Juhannus, or Midsummer, is the Finnish holiday. Forget Christmas. Midsummer has it beat in importance and scope in Finland.
Having said that, I have never actually celebrated a proper midsummer.
This is because Finns celebrate it by loading up their cars and heading out to their mökki (cottage). There, they grill sausages, drink, sauna, swim in the lake (hopefully the mökki is by a lake, otherwise what is the point?) and stay up really late, even the kids. There is no bedtime for Finnish kids on Juhannus. It’s the longest day of the year, and parents are going to feel every second. But that’s okay, because this is a Finnish holiday, so drinking alcohol is part of the celebration. The biggest risk on Juhannus is getting drunk, going for a swim or boat ride on the nearby lake and drowning. This happens to someone on midsummer every year, so it’s basically tradition at this point.

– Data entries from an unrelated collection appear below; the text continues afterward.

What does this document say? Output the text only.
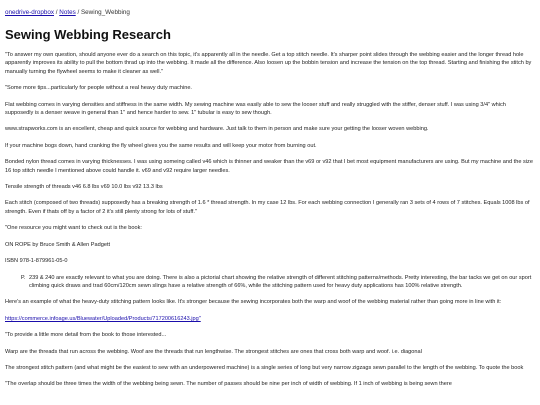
onedrive-dropbox / Notes / Sewing_Webbing
Sewing Webbing Research

"To answer my own question, should anyone ever do a search on this topic, it's apparently all in the needle. Get a top stitch needle. It's sharper point slides through the webbing easier and the longer thread hole apparently improves its ability to pull the bottom thrad up into the webbing. It made all the difference. Also loosen up the bobbin tension and increase the tension on the top thread. Starting and finishing the stitch by manually turning the flywheel seems to make it cleaner as well."

"Some more tips...particularly for people without a real heavy duty machine.

Flat webbing comes in varying densities and stiffness in the same width. My sewing machine was easily able to sew the looser stuff and really struggled with the stiffer, denser stuff. I was using 3/4" which supposedly is a denser weave in general than 1" and hence harder to sew. 1" tubular is easy to sew though.

www.strapworks.com is an excellent, cheap and quick source for webbing and hardware. Just talk to them in person and make sure your getting the looser woven webbing.

If your machine bogs down, hand cranking the fly wheel gives you the same results and will keep your motor from burning out.

Bonded nylon thread comes in varying thicknesses. I was using someing called v46 which is thinner and weaker than the v69 or v92 that I bet most equipment manufacturers are using. But my machine and the size 16 top stitch needle I mentioned above could handle it. v69 and v92 require larger needles.

Tensile strength of threads v46 6.8 lbs v69 10.0 lbs v92 13.3 lbs

Each stitch (composed of two threads) supposedly has a breaking strength of 1.6 * thread strength. In my case 12 lbs. For each webbing connection I generally ran 3 sets of 4 rows of 7 stitches. Equals 1008 lbs of strength. Even if thats off by a factor of 2 it's still plenty strong for lots of stuff."

"One resource you might want to check out is the book:

ON ROPE by Bruce Smith & Allen Padgett

ISBN 978-1-879961-05-0

P. 239 & 240 are exactly relevant to what you are doing. There is also a pictorial chart showing the relative strength of different stitching patterns/methods. Pretty interesting, the bar tacks we get on our sport climbing quick draws and trad 60cm/120cm sewn slings have a relative strength of 66%, while the stitching pattern used for heavy duty applications has 100% relative strength.

Here's an example of what the heavy-duty stitching pattern looks like. It's stronger because the sewing incorporates both the warp and woof of the webbing material rather than going more in line with it:

https://commerce.infoage.us/Bluewater/Uploaded/Products/717200616243.jpg"

"To provide a little more detail from the book to those interested...

Warp are the threads that run across the webbing. Woof are the threads that run lengthwise. The strongest stitches are ones that cross both warp and woof. i.e. diagonal

The strongest stitch pattern (and what might be the easiest to sew with an underpowered machine) is a single series of long but very narrow zigzags sewn parallel to the length of the webbing. To quote the book

"The overlap should be three times the width of the webbing being sewn. The number of passes should be nine per inch of width of webbing. If 1 inch of webbing is being sewn there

Swedish-speaking Finns celebrate Juhannus by erecting midsummer poles, or midsommarstång.
In other areas Finns light bonfires, but that is also not a thing everywhere with some areas saving the big bonfires for the last weekend they spend at their summer cottages before shutting them down for the fall.
We didn’t have a mökki in Finland, and my inlaws decided their mökki was too run down to house our large family, plus their other kids’ families. Since they’d been celebrating Juhannus there for years, we stayed in the city.
Finnish cities are almost eerily quiet on Juhannus. The holiday is officially set to be a Saturday falling between June 20 and June 26, instead of the actual summer solstice. Celebrations, however, begin already in Friday as the city empties out. We celebrated by buying a bunch of berries (strawberry season in Finland is the best), eating sausages and having a picnic at the nearby park with other friends who were also stuck in the city.
For the first three years we didn’t let the kids stay up as late as they wanted. For the first year it was because we didn’t know that was a thing. The second and third years it was because the kids didn’t know that was a thing. The fourth year they found out and we were obliged to let them celebrate it properly, except for the youngest.
Daylight at 11pm will never stop being weird to me, but there is something magical about the quiet brightness of the longest day of the year, when everyone else has gone to the countryside. It feels like being the last person left after an apocalypse.
With that, I wish everyone a very happy midsummer with sauna, swimming, sausages and a moderate amount of alcohol!